Leçons de poésie fugitive

D’ordinaire, lisant un recueil nouveau, je prends des notes pour une éventuelle recension. Il arrive que mon feuillet reste presque vierge ; d’autres fois, au contraire, annotations et passages à citer foisonnent : signe qui ne trompe pas. C’est le cas de ces poèmes simples de Jacques Roubaud.

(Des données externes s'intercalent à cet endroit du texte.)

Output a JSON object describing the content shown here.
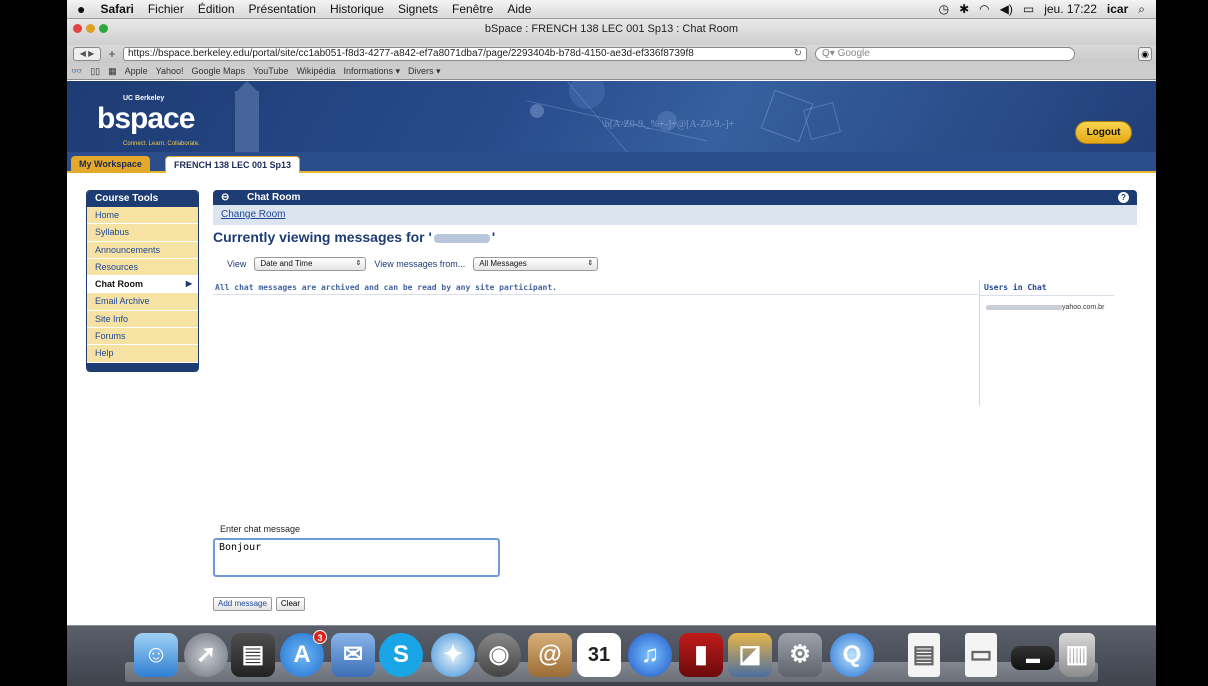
{
  "menubar": {
    "apple": "",
    "app": "Safari",
    "menus": [
      "Fichier",
      "Édition",
      "Présentation",
      "Historique",
      "Signets",
      "Fenêtre",
      "Aide"
    ],
    "datetime": "jeu. 17:22",
    "user": "icar"
  },
  "window": {
    "title": "bSpace : FRENCH 138 LEC 001 Sp13 : Chat Room",
    "url": "https://bspace.berkeley.edu/portal/site/cc1ab051-f8d3-4277-a842-ef7a8071dba7/page/2293404b-b78d-4150-ae3d-ef336f8739f8",
    "search_placeholder": "Google"
  },
  "bookmarks": [
    "Apple",
    "Yahoo!",
    "Google Maps",
    "YouTube",
    "Wikipédia",
    "Informations ▾",
    "Divers ▾"
  ],
  "banner": {
    "ucb": "UC Berkeley",
    "logo": "bspace",
    "tagline": "Connect. Learn. Collaborate.",
    "logout": "Logout"
  },
  "tabs": [
    {
      "label": "My Workspace"
    },
    {
      "label": "FRENCH 138 LEC 001 Sp13"
    }
  ],
  "sidebar": {
    "title": "Course Tools",
    "items": [
      {
        "label": "Home"
      },
      {
        "label": "Syllabus"
      },
      {
        "label": "Announcements"
      },
      {
        "label": "Resources"
      },
      {
        "label": "Chat Room"
      },
      {
        "label": "Email Archive"
      },
      {
        "label": "Site Info"
      },
      {
        "label": "Forums"
      },
      {
        "label": "Help"
      }
    ]
  },
  "chat": {
    "header": "Chat Room",
    "change_room": "Change Room",
    "heading_prefix": "Currently viewing messages for '",
    "heading_suffix": "'",
    "view_label": "View",
    "view_value": "Date and Time",
    "from_label": "View messages from...",
    "from_value": "All Messages",
    "archive_note": "All chat messages are archived and can be read by any site participant.",
    "users_title": "Users in Chat",
    "user_suffix": "yahoo.com.br",
    "enter_label": "Enter chat message",
    "input_value": "Bonjour",
    "add_button": "Add message",
    "clear_button": "Clear"
  },
  "dock": {
    "app_store_badge": "3",
    "calendar_month": "JUIN",
    "calendar_day": "31"
  }
}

Jacques Roubaud, Chutes, rebonds et autres poèmes simples. Gallimard, 104 p., 12 €


Pour convaincre un lecteur hésitant, il suffirait presque d’en recopier quelques-uns. Celui-ci par exemple :

87 années s’éteignent

imprécises

      mes années vacillent

             je peux tout juste extirper

      de l’une, incertaine

une image

Que la poésie soit d’abord forme, c’est-à-dire nombre, Jacques Roubaud – à rebours d’une certaine pratique contemporaine – en administre à nouveau la leçon. Après les 4 000 courts tercets de Tridents (Nous, 2019), d’un patron inflexible (5 / 3 / 5), il donne à lire une série de sizains d’une mesure étrange : 3 / 5 / 7 / 5 / 3 / 8, le dernier vers noté en italique, peut-être pour le séparer de la série impaire qu’il conclut – toute poésie aujourd’hui est plus ou moins boiteuse. Le compte total donne 31 syllabes, ce qui n’est pas sans rappeler le fameux Trente et un au cube (Gallimard, 1973). À cette règle, hormis quelques écarts minimes (l’octosyllabe en tête par exemple, comme ci-dessus), il se tient strictement, au prix parfois de quelques acrobaties, élisions (« esclaff’ment ») ou emprunts à l’anglais.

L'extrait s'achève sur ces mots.